Recently we have seen that there has been significant volatility in the crypto markets with the costs of Bitcoin and Ethereum dropping. Not only are the cost of Bitcoin and Ethereum lowering, but NFTs are also down, suggesting that NFT investors are scrutinizing to reap the benefits of bargains.
So that’s it for the post. We obviously cannot predict the future, but it is clear that the demand for NFTs is increasing and it will continue to shape the fintech industry. Apart from this, it will also highly influence blockchain technology as it will be an important part of that. As far as the financial industry is utilizing NFTs as investment vehicles, the one who has a clear vision and NFT strategy in mind will be surely in a prime position and reap the benefits of it. Not only this, blockchain has largely been slow on the uptake due to existing technology stacks that banks have in place with the anticipation that a future of DLT creates.

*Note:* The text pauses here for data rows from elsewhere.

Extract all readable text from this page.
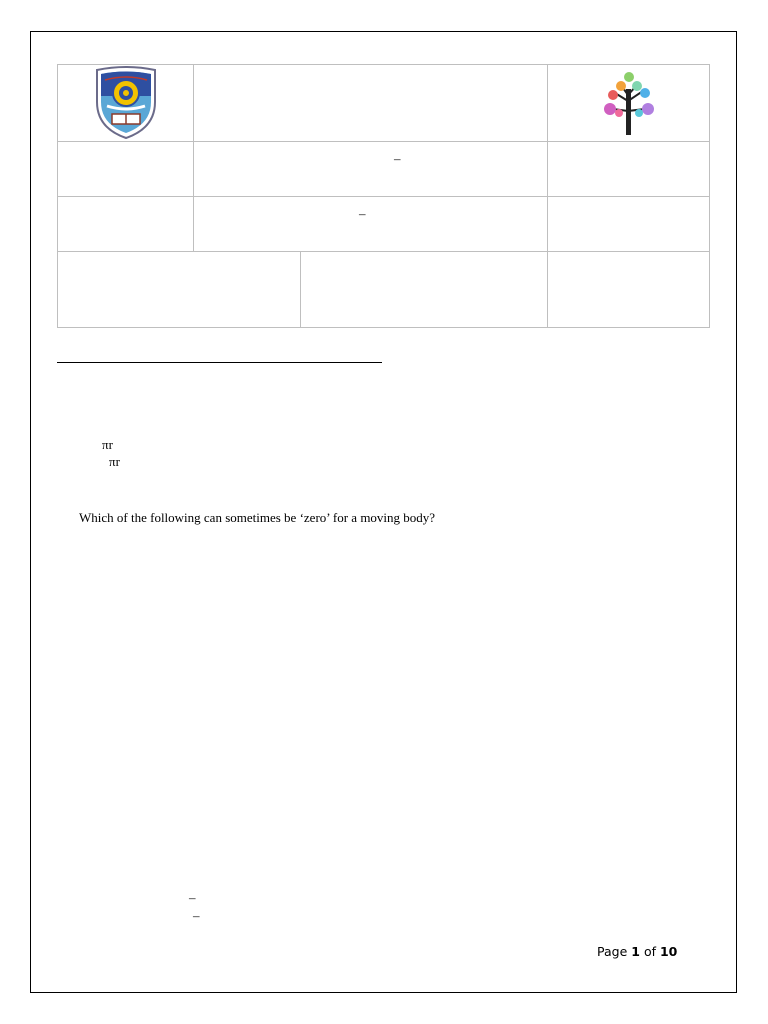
	–		

	–		

πr
πr
Which of the following can sometimes be ‘zero’ for a moving body?
–
–
Page 1 of 10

Apart from this, it enables more security, blockchain offers a variety of advantages when it comes to financial institutions which include lower friction for transactions due to automation and a higher level of customization for financial services because of the adoption of Defi and the usage of NTFS will continue to proliferate for all participants. For the banking sector and financial institutions, there is an exact line in the sand between those who are investing in modern technology and those who are not. With the expansion of technologies that are going to disrupt and disintermediate the traditional banking systems need to make sure that they are aware of all the efficiencies, DLT can bring.
and those who are not. With the expansion of technologies that are going to disrupt and disintermediate the traditional banking systems need to make sure that they are aware of all the efficiencies, DLT can bring.